Foster eschewed the soberer ‘old world’ European military cadence’s focus on carriage and precision marching that had reestablished itself for a postindustrial attitude. He established a new and powerful performance vocabulary by increasing the band’s physical presence, adding more members to the brass and percussion sections, choreographing fluid designs with high-stepping movements, sometimes as fast as 240/360 steps per minute, and matching them to rapid orchestral tempos.  These “interlocking systems,” hybrid vigor and structural formalism, integrated  hundreds of years of ‘new world’ Black cultural aesthetics with the cumulonimbus vapors of the African Diaspora, right down to the “slide step,” the “shout,” a form of liturgical dance, and the so-called “second line.” Informed by what Robert Farris Thompson called “the Flash of the Spirit,” Foster’s reconfiguration of the marching band concept had a transformative effect on collegiate performance pageantry, and to this day, has revolutionized the field.

So now, more than ever, once you hear that “Boom Boom dah Boom,” there is no escaping it.  You just have to get up and move.  It’s a constant initiation by immersion.  And if you don’t feel it, gets [sic] out of the way.  It’s a coming through!

How do I know this? The drum….

Sources

“The African and the Pequot in Colonial America.”

“Black Fife and Drum Music in Mississippi”

“Black Loyalists”

Cockrell, Dale, “Nineteenth-century popular music,” Cambridge History of American Music, pgs. 158-187, 1998.

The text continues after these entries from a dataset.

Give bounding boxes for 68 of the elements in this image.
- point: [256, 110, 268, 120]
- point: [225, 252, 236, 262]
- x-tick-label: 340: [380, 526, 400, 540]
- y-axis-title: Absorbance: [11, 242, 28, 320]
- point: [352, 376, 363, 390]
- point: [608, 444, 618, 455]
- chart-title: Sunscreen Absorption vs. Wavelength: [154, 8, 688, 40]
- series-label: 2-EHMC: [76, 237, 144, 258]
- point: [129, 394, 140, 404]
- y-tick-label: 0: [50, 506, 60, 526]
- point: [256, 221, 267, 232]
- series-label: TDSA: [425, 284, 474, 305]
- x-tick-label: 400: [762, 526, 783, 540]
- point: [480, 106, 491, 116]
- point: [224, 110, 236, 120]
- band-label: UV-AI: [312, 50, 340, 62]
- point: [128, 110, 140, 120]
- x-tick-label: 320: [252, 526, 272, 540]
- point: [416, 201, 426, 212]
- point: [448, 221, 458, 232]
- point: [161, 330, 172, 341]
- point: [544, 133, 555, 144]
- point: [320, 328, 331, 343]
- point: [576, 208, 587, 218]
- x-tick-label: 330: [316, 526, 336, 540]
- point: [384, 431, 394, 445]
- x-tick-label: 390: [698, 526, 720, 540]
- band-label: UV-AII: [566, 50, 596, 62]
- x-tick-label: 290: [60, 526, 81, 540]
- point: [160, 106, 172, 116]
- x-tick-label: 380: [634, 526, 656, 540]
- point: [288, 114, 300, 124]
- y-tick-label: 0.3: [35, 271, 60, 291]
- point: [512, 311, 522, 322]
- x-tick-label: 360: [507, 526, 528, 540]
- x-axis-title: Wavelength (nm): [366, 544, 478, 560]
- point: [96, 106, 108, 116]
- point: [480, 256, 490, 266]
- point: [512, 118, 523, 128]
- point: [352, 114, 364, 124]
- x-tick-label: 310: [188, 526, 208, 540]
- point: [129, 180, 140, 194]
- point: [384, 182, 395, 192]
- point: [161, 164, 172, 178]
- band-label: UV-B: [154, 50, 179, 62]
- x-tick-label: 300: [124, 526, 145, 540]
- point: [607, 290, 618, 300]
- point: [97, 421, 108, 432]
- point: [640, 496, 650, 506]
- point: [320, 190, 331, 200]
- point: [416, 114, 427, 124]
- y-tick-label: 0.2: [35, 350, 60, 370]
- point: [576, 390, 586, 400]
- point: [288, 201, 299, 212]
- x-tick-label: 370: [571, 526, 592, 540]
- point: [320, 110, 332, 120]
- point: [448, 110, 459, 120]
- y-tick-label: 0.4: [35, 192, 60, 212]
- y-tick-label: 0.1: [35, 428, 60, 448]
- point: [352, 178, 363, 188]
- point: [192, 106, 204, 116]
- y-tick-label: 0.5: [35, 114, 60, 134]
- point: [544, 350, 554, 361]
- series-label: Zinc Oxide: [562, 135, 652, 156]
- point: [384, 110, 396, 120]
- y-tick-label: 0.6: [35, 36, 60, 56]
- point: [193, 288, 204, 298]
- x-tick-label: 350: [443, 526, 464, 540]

Cogdell Djedje, Jacqueline, “African American music 1900,” Cambridge History of American Music, pgs. 103-134, 1998.

“FAMU’s World Famous Marching 100.”

Gates, Henry Louis, “Who Were the Harlem Hellfighters?” Originally posted on The Root

Handy, W.C. “Father of the Blues: An Autobiography,” (Da Capo Paperback) 1969.

“Jim Europe’s 369 Infantry “Hellfighters” Band.”

Lewis, William Dukes “A Brief History of African American Marching Bands.”

Excerpted from:. Marching to the Beat of a Different Drum: Performance Traditions of Historically Black College and University Marching Bands. Thesis (M.A., Folklore) University of North Carolina at Chapel Hill, 2003.

Thompson, Robert Farris, “Flash of the Spirit: African & Afro-American Art & Philosophy,” Random House, 1984.